Continued from here:
Today, for the first time, Sadie ate and kept her food down. The past week or so has been a roller coaster ride that’s slung me from ridiculous hope to absolute despair and back again. On Friday the vet told me to prepare my daughter for the possibility of a hard decision if Sadie’s clinical signs didn’t improve and if her liver enzymes were still high. On Saturday, one of the liver panels crept down a squinchy bit, although the other stayed so high it was off the charts.
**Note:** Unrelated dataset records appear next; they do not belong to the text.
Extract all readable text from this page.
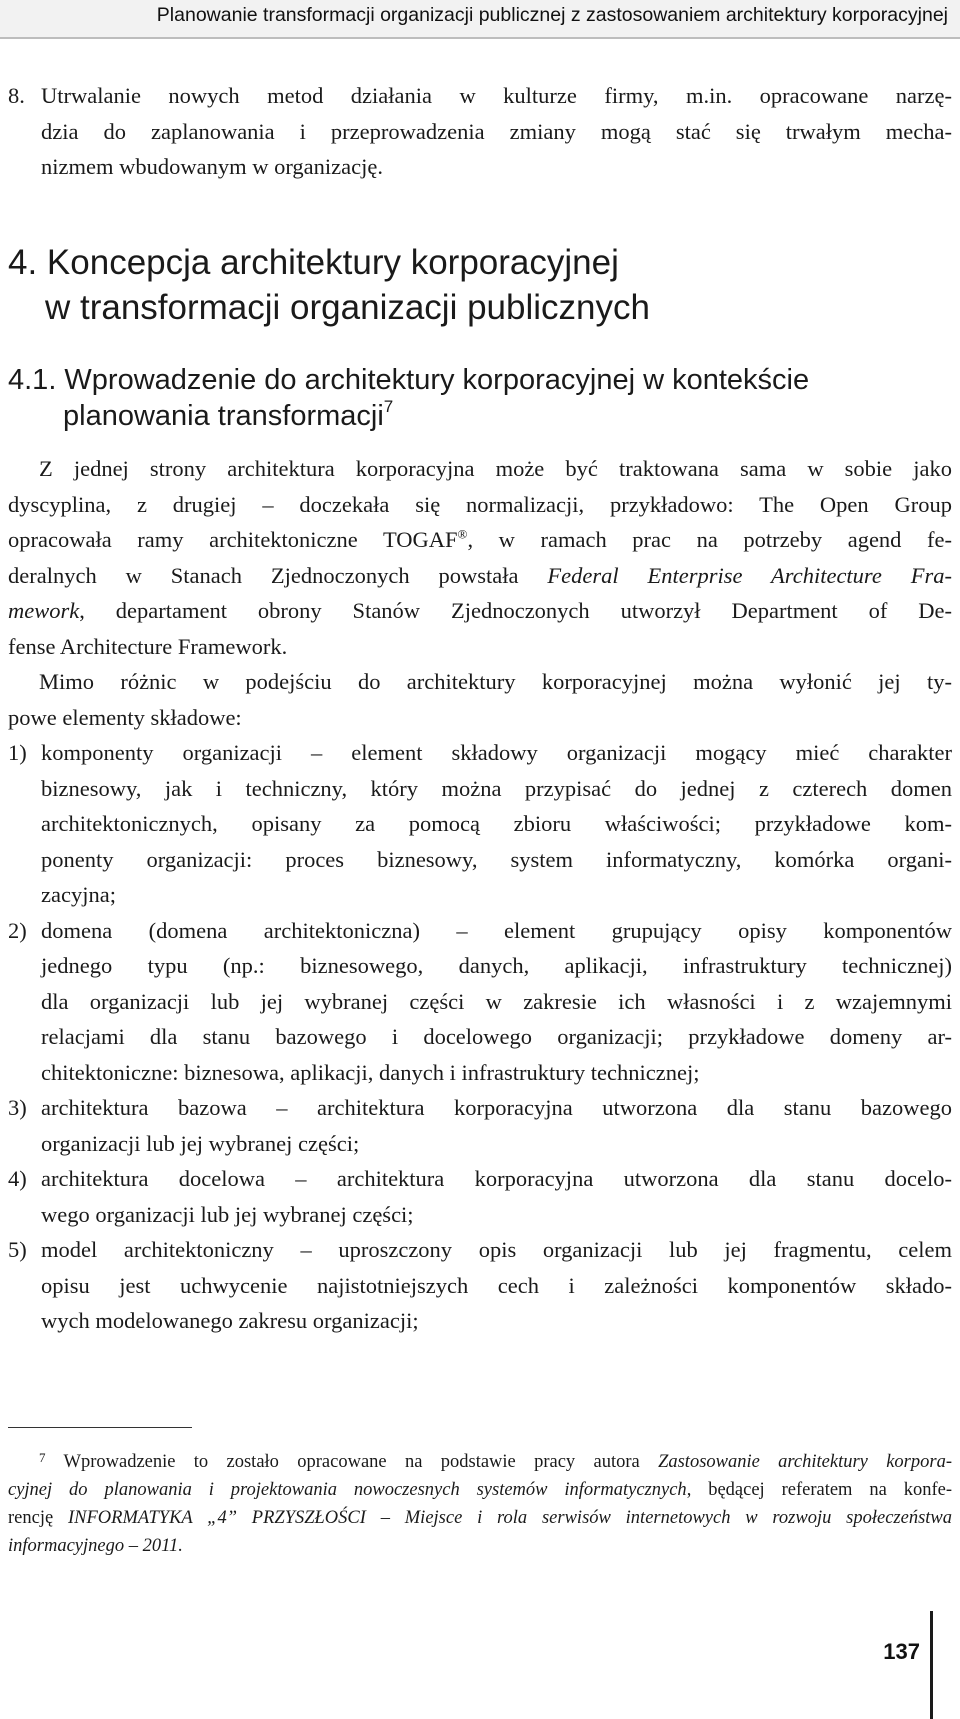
Planowanie transformacji organizacji publicznej z zastosowaniem architektury korporacyjnej
8. Utrwalanie nowych metod działania w kulturze firmy, m.in. opracowane narzę-
dzia do zaplanowania i przeprowadzenia zmiany mogą stać się trwałym mecha-
nizmem wbudowanym w organizację.
4. Koncepcja architektury korporacyjnej
w transformacji organizacji publicznych
4.1. Wprowadzenie do architektury korporacyjnej w kontekście
planowania transformacji$^7$
Z jednej strony architektura korporacyjna może być traktowana sama w sobie jako
dyscyplina, z drugiej – doczekała się normalizacji, przykładowo: The Open Group
opracowała ramy architektoniczne TOGAF®, w ramach prac na potrzeby agend fe-
deralnych w Stanach Zjednoczonych powstała Federal Enterprise Architecture Fra-
mework, departament obrony Stanów Zjednoczonych utworzył Department of De-
fense Architecture Framework.
Mimo różnic w podejściu do architektury korporacyjnej można wyłonić jej ty-
powe elementy składowe:
1) komponenty organizacji – element składowy organizacji mogący mieć charakter
biznesowy, jak i techniczny, który można przypisać do jednej z czterech domen
architektonicznych, opisany za pomocą zbioru właściwości; przykładowe kom-
ponenty organizacji: proces biznesowy, system informatyczny, komórka organi-
zacyjna;
2) domena (domena architektoniczna) – element grupujący opisy komponentów
jednego typu (np.: biznesowego, danych, aplikacji, infrastruktury technicznej)
dla organizacji lub jej wybranej części w zakresie ich własności i z wzajemnymi
relacjami dla stanu bazowego i docelowego organizacji; przykładowe domeny ar-
chitektoniczne: biznesowa, aplikacji, danych i infrastruktury technicznej;
3) architektura bazowa – architektura korporacyjna utworzona dla stanu bazowego
organizacji lub jej wybranej części;
4) architektura docelowa – architektura korporacyjna utworzona dla stanu docelo-
wego organizacji lub jej wybranej części;
5) model architektoniczny – uproszczony opis organizacji lub jej fragmentu, celem
opisu jest uchwycenie najistotniejszych cech i zależności komponentów składo-
wych modelowanego zakresu organizacji;
$^7$ Wprowadzenie to zostało opracowane na podstawie pracy autora Zastosowanie architektury korpora-
cyjnej do planowania i projektowania nowoczesnych systemów informatycznych, będącej referatem na konfe-
rencję INFORMATYKA „4” PRZYSZŁOŚCI – Miejsce i rola serwisów internetowych w rozwoju społeczeństwa
informacyjnego – 2011.
137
“Let’s give her a couple more days,” the vet said. She was still refusing food, still vomiting bile. But he reckoned she wasn’t really suffering. She didn’t seem to be in pain, and the worst of the nausea was kept under control by massive doses of anti-nausea medicine.
Today, this morning, she showed high energy despite not having eaten for a week. She ate lean turkey lunch meat from my hand, and kept it down, for three different meals. One liver panel is still off the charts, but the other had come down almost 200 points from the last reading, and 250 or so points from the high of over 1000. Every time I go in, she improves a little. I take her outside for a walk, holding her IV fluid bag high in the air. Then I sit on a stool with her in my lap while she sleeps. I try to tempt her with food. Today, finally, she deigned to eat. (She ate one other day, but threw up right away and then refused food for days afterwards).
Three meals. Three meals and no vomiting. Yellow eyes. Yellow skin. A bag of loose skin on pointy little bones. Blown veins in her legs from IV fluids for nine days, but today, today, she licked the IV wounds on her right front leg, showing interest in grooming herself for the first time.
I can’t put her back in the kennel. She clings to me, bites my sweater, throws herself out of the kennel into mid-air when I try to close the door. Now David, wonderful vet tech David, helps me. He holds her for me while I say goodbye. Then he puts her into the kennel for me. He tells me she cries after I leave. I wonder if me visiting two or three times a day is a good idea, and the techs say, “Yes. She loves it. She eats for you. She perks up for you. It’s making a real difference to her recovery.”
So I’ll go in there before work and afterwards tomorrow, with my bag of turkey lunch meat, and I’ll take her out for a walk and a cuddle, and I’ll hand feed her little bits of turkey and whisper stories in her ear of the day we can go once more for a walk in the canyon. When I mention the canyon, she licks my hand and looks into my eyes. She can’t wait.
There are no guarantees, but she’s one spunky little dog, and she’s fighting as hard as I am.
Keep the prayers and the om manis and the good wishes coming, please. And thank you.